The rainy season is between November and May. The altitude at the crater rim is about 2286 metres above sea level, and temperatures can get quite chilly in the evening, especially between May to September.
Located in the Ngorongoro Conversation Area, the Ngorongoro Crater lies in an exceptional geographical position, forming a spectacular bowl of 265 km2 with a heavily forested rim rising to 600m. The crater is thought to have appeared 2.5 million years ago from a large active volcano whose cone collapsed
The Gorge is found in the Ngorongoro Conservation Area where human has been part of the Ngorongoro landscape for millions of years. The findings of Dr. Louis Leakey have scientifically proved that, the earliest man has lived here. The hominid footprints preserved in the volcanic rock dated way back to 3,600,000 years old. Useful information and education can be obtained from the Gorge Museum and on-site interpretations.
The conservation area is also famous for its ‘endless plains’ of the Serengeti. It is also home to Olduvai Gorge, where fossil remains of the one of the earliest known specimens of the human genus, Homo Habilis, and 3.5-million-year-old human footprints have been discovered. The Ngorongoro Conservation Area is an extraordinary volcanic landscape. It is rich and fertile, with lush forests, stunning craters and beautiful lakes, including Lake Makat, a central soda lake filled by the Munge river.
Ndutu is located in the Ngorongoro Conservation Area, in the south-eastern plains of the Serengeti ecosystem. The plains around Ndutu are the main holding ground for migratory animals where vast herds congregate and linger for more than four months, from December to April, before they start moving across the Serengeti in search of greener pastures and water.
Ndutu area forms an important part of the Serengeti ecosystem, in particular the short grass plains which provide calving grounds for wildebeest and other migratory animals.
Empakai Crater (sometimes spelled Empakaa Crater) is just what you’re looking for among unique natural wonders of Africa in the Ngorongoro Conservation Area.

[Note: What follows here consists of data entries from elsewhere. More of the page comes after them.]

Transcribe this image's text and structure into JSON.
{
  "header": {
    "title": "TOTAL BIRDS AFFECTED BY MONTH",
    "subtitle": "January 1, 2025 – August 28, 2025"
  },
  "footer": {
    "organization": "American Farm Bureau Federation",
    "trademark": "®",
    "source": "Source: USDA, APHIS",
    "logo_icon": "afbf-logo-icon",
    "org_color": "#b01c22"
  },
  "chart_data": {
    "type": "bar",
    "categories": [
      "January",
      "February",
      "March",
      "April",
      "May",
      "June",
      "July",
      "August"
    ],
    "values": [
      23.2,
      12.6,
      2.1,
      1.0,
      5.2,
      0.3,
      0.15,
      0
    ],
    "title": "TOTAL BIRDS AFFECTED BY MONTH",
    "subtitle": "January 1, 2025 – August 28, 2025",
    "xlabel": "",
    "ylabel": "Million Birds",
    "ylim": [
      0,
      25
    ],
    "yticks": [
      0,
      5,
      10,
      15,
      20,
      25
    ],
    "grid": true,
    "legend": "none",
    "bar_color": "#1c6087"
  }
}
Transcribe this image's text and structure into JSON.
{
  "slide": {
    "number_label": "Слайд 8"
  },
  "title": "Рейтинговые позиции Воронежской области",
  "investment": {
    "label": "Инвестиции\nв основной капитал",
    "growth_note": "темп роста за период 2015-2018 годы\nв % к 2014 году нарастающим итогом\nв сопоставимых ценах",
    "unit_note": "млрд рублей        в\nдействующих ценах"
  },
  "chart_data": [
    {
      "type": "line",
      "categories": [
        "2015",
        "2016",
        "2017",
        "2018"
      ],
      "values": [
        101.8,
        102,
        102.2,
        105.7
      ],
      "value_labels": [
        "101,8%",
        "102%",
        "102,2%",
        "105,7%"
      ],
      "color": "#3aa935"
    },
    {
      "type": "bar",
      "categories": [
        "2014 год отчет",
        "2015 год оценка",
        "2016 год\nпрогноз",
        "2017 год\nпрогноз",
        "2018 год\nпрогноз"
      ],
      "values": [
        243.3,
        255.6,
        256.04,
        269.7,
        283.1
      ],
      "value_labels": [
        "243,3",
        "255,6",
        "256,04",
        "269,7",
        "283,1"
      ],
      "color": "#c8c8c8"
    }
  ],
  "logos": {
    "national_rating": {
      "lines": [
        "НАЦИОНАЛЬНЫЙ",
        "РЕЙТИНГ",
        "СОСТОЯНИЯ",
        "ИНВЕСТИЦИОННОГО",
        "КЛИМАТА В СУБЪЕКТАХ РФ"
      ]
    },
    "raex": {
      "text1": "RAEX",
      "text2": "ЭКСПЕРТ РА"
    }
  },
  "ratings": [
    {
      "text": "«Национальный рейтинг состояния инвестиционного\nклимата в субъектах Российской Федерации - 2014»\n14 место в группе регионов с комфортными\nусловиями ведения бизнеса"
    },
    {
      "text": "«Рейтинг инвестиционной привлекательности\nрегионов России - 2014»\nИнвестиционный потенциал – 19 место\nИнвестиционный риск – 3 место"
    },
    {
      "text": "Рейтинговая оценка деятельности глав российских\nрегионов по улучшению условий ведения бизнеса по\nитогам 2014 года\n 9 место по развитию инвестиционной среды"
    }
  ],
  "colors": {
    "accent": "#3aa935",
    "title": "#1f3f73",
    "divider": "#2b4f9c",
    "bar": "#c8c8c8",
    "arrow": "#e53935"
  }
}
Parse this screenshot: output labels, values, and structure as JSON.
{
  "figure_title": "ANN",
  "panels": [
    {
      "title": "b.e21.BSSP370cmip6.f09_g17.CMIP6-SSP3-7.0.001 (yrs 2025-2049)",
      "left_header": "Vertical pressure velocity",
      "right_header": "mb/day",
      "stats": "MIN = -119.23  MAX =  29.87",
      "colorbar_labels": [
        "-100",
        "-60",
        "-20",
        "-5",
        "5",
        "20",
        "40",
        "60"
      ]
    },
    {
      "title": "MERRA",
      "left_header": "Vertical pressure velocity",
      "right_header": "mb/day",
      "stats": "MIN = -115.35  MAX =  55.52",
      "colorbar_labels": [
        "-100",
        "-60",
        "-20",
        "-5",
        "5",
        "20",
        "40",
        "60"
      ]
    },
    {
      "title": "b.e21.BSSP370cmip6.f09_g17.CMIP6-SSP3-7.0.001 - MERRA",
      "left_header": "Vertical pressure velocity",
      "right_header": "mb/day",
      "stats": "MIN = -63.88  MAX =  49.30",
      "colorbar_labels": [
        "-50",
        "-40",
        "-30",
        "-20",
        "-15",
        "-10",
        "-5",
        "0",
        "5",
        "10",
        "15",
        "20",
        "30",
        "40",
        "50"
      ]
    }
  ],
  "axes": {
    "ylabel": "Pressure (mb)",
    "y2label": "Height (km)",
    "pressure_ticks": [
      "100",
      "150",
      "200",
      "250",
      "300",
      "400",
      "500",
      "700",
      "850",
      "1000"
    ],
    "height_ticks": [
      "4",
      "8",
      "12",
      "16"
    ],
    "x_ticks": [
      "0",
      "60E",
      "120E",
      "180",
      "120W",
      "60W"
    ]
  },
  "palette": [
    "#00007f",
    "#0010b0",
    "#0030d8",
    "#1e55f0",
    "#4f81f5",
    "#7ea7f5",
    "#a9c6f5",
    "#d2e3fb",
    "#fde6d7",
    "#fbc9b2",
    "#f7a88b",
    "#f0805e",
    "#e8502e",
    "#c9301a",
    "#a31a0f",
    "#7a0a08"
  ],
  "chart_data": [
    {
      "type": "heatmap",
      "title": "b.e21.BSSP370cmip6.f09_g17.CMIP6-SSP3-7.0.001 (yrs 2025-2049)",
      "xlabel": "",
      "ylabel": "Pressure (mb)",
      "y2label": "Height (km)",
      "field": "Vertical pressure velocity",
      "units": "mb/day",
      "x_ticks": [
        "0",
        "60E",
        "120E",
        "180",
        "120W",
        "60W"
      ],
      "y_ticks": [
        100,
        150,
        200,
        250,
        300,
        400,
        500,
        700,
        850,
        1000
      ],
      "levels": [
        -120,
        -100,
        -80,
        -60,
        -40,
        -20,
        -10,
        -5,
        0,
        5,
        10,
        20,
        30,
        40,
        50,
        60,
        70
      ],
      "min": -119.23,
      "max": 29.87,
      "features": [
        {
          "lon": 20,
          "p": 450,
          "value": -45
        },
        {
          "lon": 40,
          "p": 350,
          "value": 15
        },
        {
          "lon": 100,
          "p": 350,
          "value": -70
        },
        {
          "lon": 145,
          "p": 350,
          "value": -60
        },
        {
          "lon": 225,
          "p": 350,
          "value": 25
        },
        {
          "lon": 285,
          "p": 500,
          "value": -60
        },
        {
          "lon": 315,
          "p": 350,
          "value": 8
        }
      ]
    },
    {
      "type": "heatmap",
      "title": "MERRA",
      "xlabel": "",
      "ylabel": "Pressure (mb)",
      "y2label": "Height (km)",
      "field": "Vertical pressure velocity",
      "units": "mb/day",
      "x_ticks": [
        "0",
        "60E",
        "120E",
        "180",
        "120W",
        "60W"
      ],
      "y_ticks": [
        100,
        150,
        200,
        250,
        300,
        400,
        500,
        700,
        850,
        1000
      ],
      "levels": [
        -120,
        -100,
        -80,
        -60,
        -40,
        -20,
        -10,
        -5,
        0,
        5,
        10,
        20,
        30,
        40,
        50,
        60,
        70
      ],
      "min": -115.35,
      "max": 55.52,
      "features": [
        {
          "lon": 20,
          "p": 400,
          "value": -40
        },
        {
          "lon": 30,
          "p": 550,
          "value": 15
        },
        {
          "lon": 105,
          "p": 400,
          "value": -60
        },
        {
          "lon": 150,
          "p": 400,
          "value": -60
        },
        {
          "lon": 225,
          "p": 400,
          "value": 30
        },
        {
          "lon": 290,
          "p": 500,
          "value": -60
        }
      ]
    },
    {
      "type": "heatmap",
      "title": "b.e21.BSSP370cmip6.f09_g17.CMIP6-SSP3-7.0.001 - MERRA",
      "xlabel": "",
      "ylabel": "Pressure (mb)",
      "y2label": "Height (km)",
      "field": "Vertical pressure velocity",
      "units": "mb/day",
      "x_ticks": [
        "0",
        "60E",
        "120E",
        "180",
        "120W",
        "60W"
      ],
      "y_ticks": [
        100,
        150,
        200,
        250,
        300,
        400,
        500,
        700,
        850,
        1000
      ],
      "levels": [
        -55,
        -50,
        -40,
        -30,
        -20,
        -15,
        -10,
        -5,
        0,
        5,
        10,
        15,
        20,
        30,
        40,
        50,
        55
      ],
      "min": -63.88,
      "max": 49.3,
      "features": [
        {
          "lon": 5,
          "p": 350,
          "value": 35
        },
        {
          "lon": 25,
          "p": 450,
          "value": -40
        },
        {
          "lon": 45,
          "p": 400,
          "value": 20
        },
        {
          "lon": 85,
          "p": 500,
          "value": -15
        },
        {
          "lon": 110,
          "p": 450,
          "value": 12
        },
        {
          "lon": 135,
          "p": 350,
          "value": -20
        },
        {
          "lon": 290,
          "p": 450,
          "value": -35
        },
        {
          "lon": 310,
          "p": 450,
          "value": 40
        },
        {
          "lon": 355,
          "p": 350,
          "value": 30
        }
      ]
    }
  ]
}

With support and accompanied from armed ranger, you’ll trek up to the crater rim for a spectacular view of the Ngorongoro Highlanders and surrounds before descending into a verdant lost world sheltered by the ruined walls of a former volcano. It’s like something out of cinema, and it can be added to any itinerary including the Ngorongoro region.
It is a collapsed volcanic caldera that stands at 300 metres in height and more than 6 kilometres in width. At its heart likes Empakai Lake, a deep alkaline lake that stretches to depths of around 85 metres and covers three quarters of the crater’s floor. From Empakai Crater’s towering rim, it is possible to see landmarks such as Mount Kilimanjaro, the Great Rift Valley, and Ol Doinyo Lengai volcano.
An Empakai Crater trekking tour is a fantastic add-on to a safari to Ngorongoro, but can be added to any itinerary with minimal fuss. Itlies roughly 3-4 hours’ drive from the majority of Ngorongoro accommodations, so treks are a full day activity.
Once you’ve arrived, the walk from the crater rim to the crater floor is relatively short – little more than half an hour. Completing a circuit of Empakai Lake takes approximately four hours, although you can spend as little as an hour on the crater floor if you’re pressed for time.
Climbing back up to the crater rim takes 45 minutes to one hour, with a return drive possible if you’d rather not camp in the area.
Trekking tours of Empakai Crater can also be combined with trekking to Ol Doinyo Lengai or Olmoti Crater upon request.